Leaving in the world that we do, it did not come as a surprise that the Barbie doll sales for 2014 were down to 16 percent, marking it the third consecutive year when the sales continue to drop. The manufacturing company, Mattel, probably expected this last report, and recently announced that Bryan Stockton, CEO and chairman, has resigned. His departure caused another 59 percent drop in profits.
The bad news were in the air since the last Christmas season, when Barbie dolls did not rank number one on America’s National Federation Holiday Top Toys Survey, a situation without predecessor in the product’s history. Instead, one-in-five parents responded that they intended to buy various merchandise from Disney’s “Frozen” animation. Both Anna and Elsa topped the survey’s ranking.
But how did Barbie fall? The irony is that, even though Barbie has a reputation of being a style icon, she fell victim to the constant changing in fashion. What was considered appropriate in the 1980s suddenly didn’t fit the social standards anymore. Apparently, the doll’s proportions are so inaccurate, that Barbie would not be able to lift her own head if she was scaled to human proportions.
Today’s society is revolting against size zero models and the hyper-sexualization of girls from a young age, and therefore it is easy to see why Barbie is no longer appealing. Mothers rendered her inappropriate and conflicting with the values their daughters should learn.
Generally, mothers tend to dislike the Barbie doll for her plastic perfection, which promotes an unhealthy body image. Some are bothered by her absurd proportions, and by the fact that her significance is, basically, given by how pretty she is. Others cannot agree with what the icon stands for and what message it transmits to little girls: she is the ultimate consumerist, totally absorbed with herself, her looks and her “stuff”.
As soon as social media started portraying Barbie as a less-than-desirable role model for girls, other companies were quick to fill the gap left in the doll market.
For example, Ian Harkin launched his product in August 2012, a doll named Lottie, who has won so far more than 20 international awards. It is currently distributed and sold in more than 30 countries around the globe. Lottie was very carefully designed with the help of child phycologists, nutrition experts, toy-industry representatives, and most importantly, with the input of parents. The result is a doll with the average proportions of a nine-year-old, fighting the Barbie brand which distorts the view on femininity and childhood, and holding great appeal among little girls.
Another candidate aspiring for Barbie’s throne is Lammily, the creation of Nickolay Lamm. The design shows a fairly realistic fashion doll, sporting typical body proportions. Its knack is in the option for customization, allowing girls to adorn the doll with various stickers, portraying cellulite, acne, stretch marks or even grass stains.
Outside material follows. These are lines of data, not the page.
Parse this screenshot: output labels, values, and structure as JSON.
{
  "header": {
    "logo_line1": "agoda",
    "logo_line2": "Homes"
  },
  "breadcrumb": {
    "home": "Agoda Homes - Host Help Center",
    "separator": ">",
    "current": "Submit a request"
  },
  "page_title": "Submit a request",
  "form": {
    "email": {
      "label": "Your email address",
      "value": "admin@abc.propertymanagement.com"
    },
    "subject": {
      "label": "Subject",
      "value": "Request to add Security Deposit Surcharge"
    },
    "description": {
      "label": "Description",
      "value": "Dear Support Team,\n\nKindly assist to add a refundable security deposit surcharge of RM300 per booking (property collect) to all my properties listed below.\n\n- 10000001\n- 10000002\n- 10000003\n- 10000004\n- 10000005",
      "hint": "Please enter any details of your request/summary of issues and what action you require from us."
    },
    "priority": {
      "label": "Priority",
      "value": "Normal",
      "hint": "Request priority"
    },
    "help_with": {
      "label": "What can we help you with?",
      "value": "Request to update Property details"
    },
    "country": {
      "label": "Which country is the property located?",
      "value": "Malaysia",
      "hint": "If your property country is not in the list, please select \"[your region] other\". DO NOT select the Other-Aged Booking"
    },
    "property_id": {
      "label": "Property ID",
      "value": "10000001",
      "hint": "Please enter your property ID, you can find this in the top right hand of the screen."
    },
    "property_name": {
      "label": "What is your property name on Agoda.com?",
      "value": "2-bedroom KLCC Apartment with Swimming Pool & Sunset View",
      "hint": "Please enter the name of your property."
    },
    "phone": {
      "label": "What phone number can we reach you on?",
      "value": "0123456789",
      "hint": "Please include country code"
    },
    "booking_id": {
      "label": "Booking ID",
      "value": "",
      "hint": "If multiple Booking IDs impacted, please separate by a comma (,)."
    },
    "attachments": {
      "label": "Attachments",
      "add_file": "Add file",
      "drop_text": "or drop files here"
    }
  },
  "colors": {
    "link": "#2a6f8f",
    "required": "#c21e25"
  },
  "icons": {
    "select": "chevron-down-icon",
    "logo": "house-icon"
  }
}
The rise of new icon dolls is appreciated by the social ecologist Kathryn McCabe, who thinks that Barbie’s demise is well founded. She stated that Barbie’s time was back when the sexualization of women and white privilege was unexamined, and she should step down in the new era.
She adds that diversity and more realistic design of body are surely an improvement, along with more age-appropriate interests and more varied activities. However, she doesn’t believe that Barbie should be banned from the shelves, but she shouldn’t be given to girls until they are old enough to talk about whatever concerns it might prompt. The bottom line is that it’s not wrong to be sexy and good-looking, but it’s not the only one, and little girls should be aware of that.
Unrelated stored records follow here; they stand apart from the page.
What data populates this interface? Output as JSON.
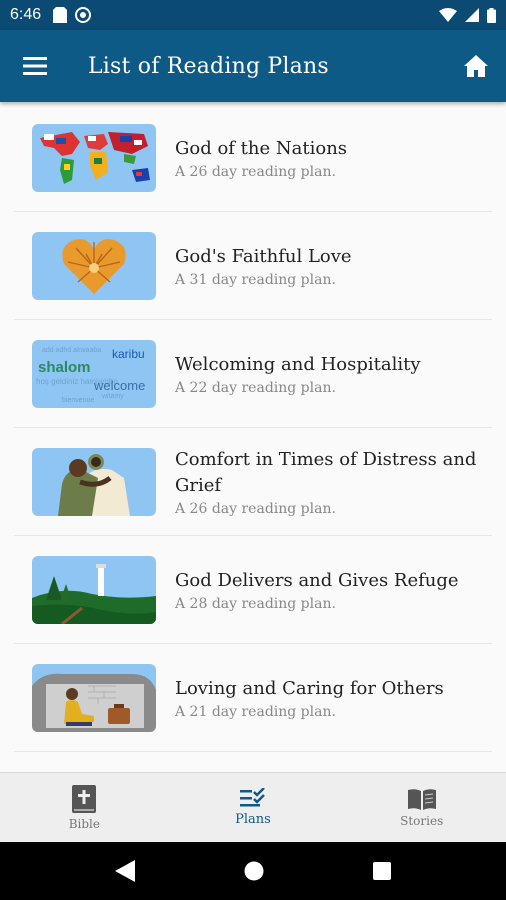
{
  "status": {
    "time": "6:46"
  },
  "app_bar": {
    "title": "List of Reading Plans"
  },
  "plans": [
    {
      "title": "God of the Nations",
      "subtitle": "A 26 day reading plan."
    },
    {
      "title": "God's Faithful Love",
      "subtitle": "A 31 day reading plan."
    },
    {
      "title": "Welcoming and Hospitality",
      "subtitle": "A 22 day reading plan."
    },
    {
      "title_line1": "Comfort in Times of Distress and",
      "title_line2": "Grief",
      "subtitle": "A 26 day reading plan."
    },
    {
      "title": "God Delivers and Gives Refuge",
      "subtitle": "A 28 day reading plan."
    },
    {
      "title": "Loving and Caring for Others",
      "subtitle": "A 21 day reading plan."
    }
  ],
  "thumb_words": {
    "w1": "karibu",
    "w2": "shalom",
    "w3": "welcome"
  },
  "bottom_nav": {
    "bible": "Bible",
    "plans": "Plans",
    "stories": "Stories"
  },
  "colors": {
    "app_bar": "#0e5a87",
    "status_bar": "#0b4a73",
    "active_tab": "#0e5a87",
    "thumb_bg": "#8ec5f2"
  },
  "icons": [
    "menu-icon",
    "home-icon",
    "bible-icon",
    "plans-icon",
    "stories-icon",
    "back-icon",
    "home-circle-icon",
    "recents-icon"
  ]
}
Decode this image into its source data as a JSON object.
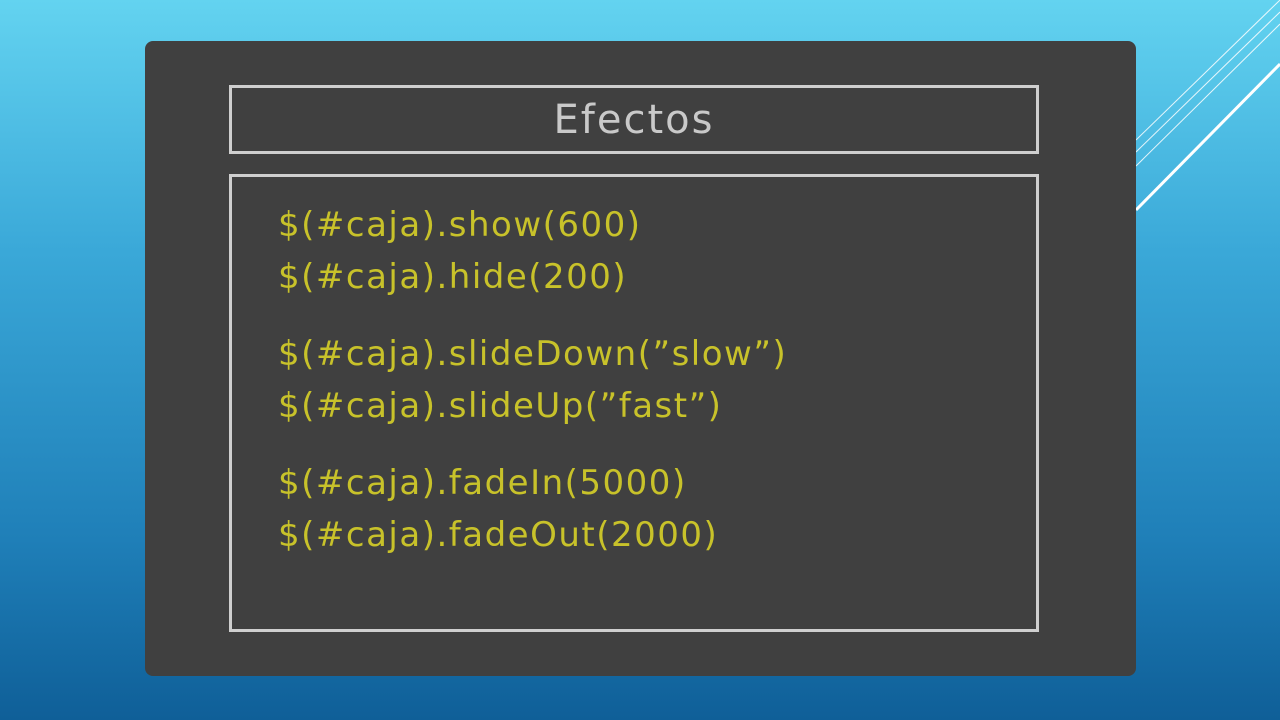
{
  "slide": {
    "title": "Efectos",
    "code_groups": [
      [
        "$(#caja).show(600)",
        "$(#caja).hide(200)"
      ],
      [
        "$(#caja).slideDown(”slow”)",
        "$(#caja).slideUp(”fast”)"
      ],
      [
        "$(#caja).fadeIn(5000)",
        "$(#caja).fadeOut(2000)"
      ]
    ]
  },
  "colors": {
    "background_top": "#63d3f0",
    "background_bottom": "#0f5f98",
    "board": "#404040",
    "border": "#cfcfcf",
    "title_text": "#c9c9c9",
    "code_text": "#c8c22a"
  }
}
Experts in child psychology agree that critical thinking about dolls is helpful. The children learn to develop a better understanding of the world, teaching them to be more open to cultural and ethnic diversity, and eventually giving them the choice to express their own desires.
Elfreda Manahan-Vaughan, a life coach who teaches inspirational self-esteem workshops, says that nowadays, girls are more attracted to dolls with special powers, which makes Barbie very generic and un-special. The media promotes making ordinary people special, which in turn stimulates children towards special dolls, because they themselves aspire to that.
So recently, the Frozen sisters proved that character and backstory are more important than looks, which is the only thing Barbie stands for. Nobody denies that magical powers have had a compelling contribution to their popularity, though. But maybe it is time to tell Barbie goodbye.